= Ligue Française pour le Droit des Femmes =

The Ligue Française pour le Droit des Femmes (LFDF, French League for Women's Rights) was a women's rights organisation active in France from 1882.

The LFDF was founded by Maria Deraismes, one of the leading feminists in France of the time. Deraismes had previously been active in the Association pour le Droit des Femmes, which she had co-founded with Léon Richer in 1870, but in 1882, Deraismes and Richier differed in regard to the women suffrage issue.

While Richier still maintained the view that women should not be given the vote before they no longer favored the Catholic church so much that women suffrage would result in a backlash of a progressive development of society, Maria Deraismes, who previously shared this view, took the stand that women should be given the vote in order to be more progressive than their present state allowed, rather than the other way around. Deraismes therefore left the Association pour le Droit des Femmes and founded the LFDF.

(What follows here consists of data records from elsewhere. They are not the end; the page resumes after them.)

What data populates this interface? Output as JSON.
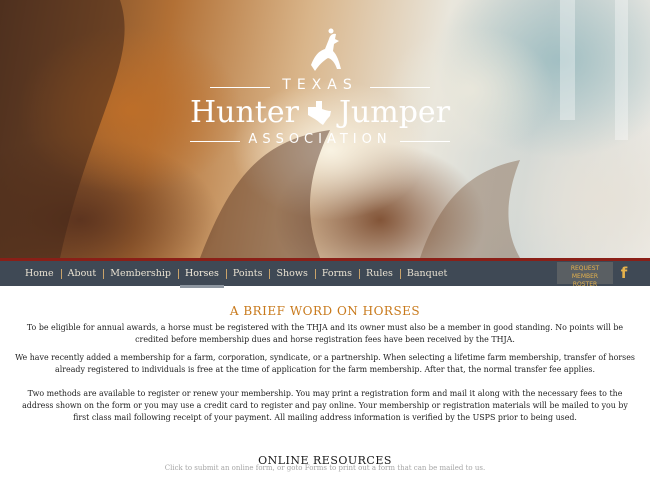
{
  "logo": {
    "line1": "TEXAS",
    "line2_left": "Hunter",
    "line2_right": "Jumper",
    "line3": "ASSOCIATION"
  },
  "nav": {
    "items": [
      {
        "label": "Home"
      },
      {
        "label": "About"
      },
      {
        "label": "Membership"
      },
      {
        "label": "Horses"
      },
      {
        "label": "Points"
      },
      {
        "label": "Shows"
      },
      {
        "label": "Forms"
      },
      {
        "label": "Rules"
      },
      {
        "label": "Banquet"
      }
    ],
    "active": "Horses",
    "request_button_line1": "REQUEST MEMBER",
    "request_button_line2": "ROSTER",
    "facebook_icon": "facebook-icon",
    "facebook_glyph": "f"
  },
  "main": {
    "heading": "A BRIEF WORD ON HORSES",
    "paragraph1": "To be eligible for annual awards, a horse must be registered with the THJA and its owner must also be a member in good standing. No points will be credited before membership dues and horse registration fees have been received by the THJA.",
    "paragraph2": "We have recently added a membership for a farm, corporation, syndicate, or a partnership. When selecting a lifetime farm membership, transfer of horses already registered to individuals is free at the time of application for the farm membership. After that, the normal transfer fee applies.",
    "paragraph3": "Two methods are available to register or renew your membership. You may print a registration form and mail it along with the necessary fees to the address shown on the form or you may use a credit card to register and pay online. Your membership or registration materials will be mailed to you by first class mail following receipt of your payment. All mailing address information is verified by the USPS prior to being used.",
    "resources_heading": "ONLINE RESOURCES",
    "resources_sub": "Click to submit an online form, or goto Forms to print out a form that can be mailed to us."
  },
  "colors": {
    "nav_bg": "#3f4955",
    "nav_top_border": "#8a1f17",
    "accent_orange": "#c8791b",
    "button_text": "#e6b24c"
  }
}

Eventually, the split resulted in Richiers association being replaced by LFDF as a leading women's movement in France. Deraismes and Richer both arranged several congresses as leaders of their respective associations. After the death of Deraismes in 1894, the LFDF became a leading feminist force in France and issued a strong campaign from women suffrage. It arranged a women's rights congress in 1896 and three in 1900, making resolutions in support of complete equality between the sexes.